Meeting the care coordination needs of complex therapies for rare neuromuscular/neuro-genetic disorders: the development of a complex drug program.


Clinical Management

Poster Number: 13


Taylor Schwab, RN, Children's Hospital Colorado, Kaitlin Haug, RN, Christine Caneva, BS, Children's Hospital Colorado, Jennifer Coffman, DNP, CPNP-AP, Stefanie Leonard, MSN, RN, Children's Hospital Colorado, Melissa Gibbons, MS, CGC, University of Colorado/Children's Hospital Colorado, Scott Demarest, MD, Julie Parson, MD, Children's Hospital Colorado, Aurora, CO, 80045 USA

Authors: Taylor Schwab, RN, Kaitlin Haug, RN, Christine Caneva, BS, Jennifer Coffman, DNP, CPNP-AP, Stefanie Leonard, MSN, RN, Melissa Gibbons, MS, CGC, Scott Demarest, MD, Julie Parsons, MD

Background: Since 2016, the FDA has approved three novel therapies for Spinal Muscular Atrophy (SMA), four for Duchenne Muscular Dystrophy (DMD), and others for previously untreatable rare neuro-genetic conditions. The coordination for therapies requiring implanted ports, strict handling precautions, and/or routine intrathecal injections, all with unprecedented costs, is both clinically and administratively complex. Considerations such as subspecialty consultation, patient education and compliance, supply procurement, insurance authorization, scheduling, and follow up monitoring require specific expertise.

Objective: Create a team of doctors, advanced practice providers, nurses, and administrative professionals dedicated to ensuring patients with rare neuromuscular and neuro-genetic conditions have timely access to high cost, complex therapies with minimal complications.
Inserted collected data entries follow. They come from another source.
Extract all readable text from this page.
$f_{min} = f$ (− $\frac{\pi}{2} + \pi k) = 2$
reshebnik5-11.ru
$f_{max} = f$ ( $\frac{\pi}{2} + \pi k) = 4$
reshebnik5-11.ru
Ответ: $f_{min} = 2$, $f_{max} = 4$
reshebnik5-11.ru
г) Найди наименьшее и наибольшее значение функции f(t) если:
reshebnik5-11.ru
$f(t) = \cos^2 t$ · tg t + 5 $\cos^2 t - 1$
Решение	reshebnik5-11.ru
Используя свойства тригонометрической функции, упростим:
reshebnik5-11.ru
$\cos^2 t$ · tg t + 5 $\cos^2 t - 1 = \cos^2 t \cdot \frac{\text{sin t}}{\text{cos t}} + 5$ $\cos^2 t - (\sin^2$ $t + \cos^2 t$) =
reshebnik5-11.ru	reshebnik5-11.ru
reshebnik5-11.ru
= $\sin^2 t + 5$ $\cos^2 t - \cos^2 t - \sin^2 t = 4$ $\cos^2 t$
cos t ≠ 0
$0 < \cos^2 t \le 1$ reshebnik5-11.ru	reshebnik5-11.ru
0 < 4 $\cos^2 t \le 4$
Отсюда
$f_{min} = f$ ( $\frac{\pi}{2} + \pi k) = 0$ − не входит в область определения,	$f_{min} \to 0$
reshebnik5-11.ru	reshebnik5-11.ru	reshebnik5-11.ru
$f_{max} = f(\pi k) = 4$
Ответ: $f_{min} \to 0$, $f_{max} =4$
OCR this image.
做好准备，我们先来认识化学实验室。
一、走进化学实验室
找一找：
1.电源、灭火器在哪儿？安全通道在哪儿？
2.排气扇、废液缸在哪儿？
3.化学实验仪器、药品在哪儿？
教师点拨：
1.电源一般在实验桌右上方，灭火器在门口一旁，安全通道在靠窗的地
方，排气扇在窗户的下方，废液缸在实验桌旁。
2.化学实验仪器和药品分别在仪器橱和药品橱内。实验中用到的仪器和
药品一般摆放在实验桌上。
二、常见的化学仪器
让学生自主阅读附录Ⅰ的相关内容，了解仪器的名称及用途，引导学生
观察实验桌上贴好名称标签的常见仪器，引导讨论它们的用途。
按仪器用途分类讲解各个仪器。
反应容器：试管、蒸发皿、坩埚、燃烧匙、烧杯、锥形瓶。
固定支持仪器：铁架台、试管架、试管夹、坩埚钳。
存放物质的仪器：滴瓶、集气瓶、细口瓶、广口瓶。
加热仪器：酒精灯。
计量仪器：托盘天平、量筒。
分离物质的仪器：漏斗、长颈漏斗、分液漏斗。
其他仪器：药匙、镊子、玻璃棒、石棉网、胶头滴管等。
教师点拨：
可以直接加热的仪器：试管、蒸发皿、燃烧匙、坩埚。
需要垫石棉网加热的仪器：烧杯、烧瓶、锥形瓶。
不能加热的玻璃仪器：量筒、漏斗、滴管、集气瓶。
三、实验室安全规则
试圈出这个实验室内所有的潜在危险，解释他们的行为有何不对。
Methods: In 2016, the complex drug team of two lead physicians, one registered nurse, and one administrative professional was assembled. The program has navigated the onboarding of new therapies and increasing patient counts by creating standardized clinical pathways, order templates, expectation agreements with families, consistent clinical-team training, financial team liaisons to assist with single case payor agreements, predictable outreach with manufacturers, and connections with necessary departments and subspecialties to ensure all care is delivered in a timely manner. Guidelines have been developed to determine if a medication is appropriate for the complex drugs program.

Results: This specialized program has successfully treated 50 patients with nusinersen, 12 patients with onasemnogene abeparvovec, 14 patients with risdiplam, 4 patients with cerliponase alfa for CLN2 Battens disease, and 8 patients with exon skipping therapies for DMD. SMA patients receive therapy, on average, 26 days after initial newborn screening identification. Of 540 nusinersen doses, only 6 (1.1%) experienced complications beyond a post-LP headache and over 96% have received doses within their treatment window.

Conclusion: A specialized clinical and administrative team is beneficial in ensuring timely treatment with complex, novel therapies with minimal complications.